Viennent ensuite les six titres de la démo de 1994 sur laquelle on retrouve en fait cinq des six morceaux figurant sur celle de 1995. Malheureusement à ce stade les choses se gâtent quelque peu, notamment à cause d’une production bien moins gratifiante (ce son de guitare rachitique et assez pénible à la longue), d’une inspiration forcément un poil moins affûtée et d’une interprétation certes déjà volontaire mais néanmoins beaucoup plus rudimentaire. "War", seul morceau qui ne soit pas repris sur la démo de 1995, s’inscrit dans le même registre et ne réussira pas à sauver cette démo de l’anonymat dans lequel elle est plongée depuis pas loin de vingt-six ans maintenant.
Ce deuxième disque rempli de bonus se termine par un enregistrement "rehearsal" (et la production qui va avec) de Wenetis (pre-Ahret Dev) datant de 1992. Loin du Death Metal brutal et frénétique largement inspiré par Deicide, le groupe polonais proposait à l’époque une sorte de Death/Thrash primitif sympathique pour son caractère historique mais tout de même assez peu inspiré. Certes, le groupe ne manquait déjà pas de passion et l’enregistrement possède en soit un côté évidemment attachant, notamment pour tout ce qu’il peut représenter concernant l’émergence d’une scène polonaise portée essentiellement par les patrons de Vader mais en ce qui me concerne je suis certain de ne pas y reposer mes oreilles de si tôt.

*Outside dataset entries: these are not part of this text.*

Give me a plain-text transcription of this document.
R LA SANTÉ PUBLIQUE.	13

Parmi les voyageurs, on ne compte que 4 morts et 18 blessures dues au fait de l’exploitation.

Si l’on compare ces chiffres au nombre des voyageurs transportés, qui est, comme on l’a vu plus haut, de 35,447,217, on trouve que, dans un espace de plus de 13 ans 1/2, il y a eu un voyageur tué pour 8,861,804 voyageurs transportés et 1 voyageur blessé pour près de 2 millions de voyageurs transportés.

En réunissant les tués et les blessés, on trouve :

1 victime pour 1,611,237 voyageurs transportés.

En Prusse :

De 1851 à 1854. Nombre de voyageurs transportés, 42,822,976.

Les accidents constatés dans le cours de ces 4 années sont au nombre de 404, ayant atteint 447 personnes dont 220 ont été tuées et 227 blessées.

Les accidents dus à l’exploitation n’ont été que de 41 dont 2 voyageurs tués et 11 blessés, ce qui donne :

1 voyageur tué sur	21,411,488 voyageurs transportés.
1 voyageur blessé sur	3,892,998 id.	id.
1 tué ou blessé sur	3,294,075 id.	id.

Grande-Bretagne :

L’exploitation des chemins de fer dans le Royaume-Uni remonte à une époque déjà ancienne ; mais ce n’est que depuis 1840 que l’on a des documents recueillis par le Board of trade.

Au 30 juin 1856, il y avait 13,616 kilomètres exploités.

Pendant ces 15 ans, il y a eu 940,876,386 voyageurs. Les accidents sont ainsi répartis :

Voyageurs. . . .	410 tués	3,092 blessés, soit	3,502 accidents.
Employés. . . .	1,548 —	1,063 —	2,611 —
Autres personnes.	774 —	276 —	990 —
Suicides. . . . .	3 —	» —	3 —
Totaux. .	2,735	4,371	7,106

Si cette réédition plus que bienvenue nous propose un programme chargé à la qualité plus ou moins variable (en tout cas sur le deuxième disque), on retiendra surtout ce premier CD sur lequel figure les huit titres particulièrement redoutables de Hellish, un premier et malheureusement unique album qui au-delà de la simple curiosité d’époque pour historiens consciencieux et autres archéologues de la scène, constitue tout de même un disque extrêmement bien ficelé, à la fois sauvage et intense mais également brutal et précis. Bref, vous l’aurez compris, il s’agit bien là d’une véritable petite pépite oubliée en provenance directe des années 90 qui ne devrait pas manquer d’intéresser puis de ravir tous les amateurs des scènes US et polonaise n’ayant pas peur des mots "intense", "brutal" et "technique". Un album chaudement recommandé.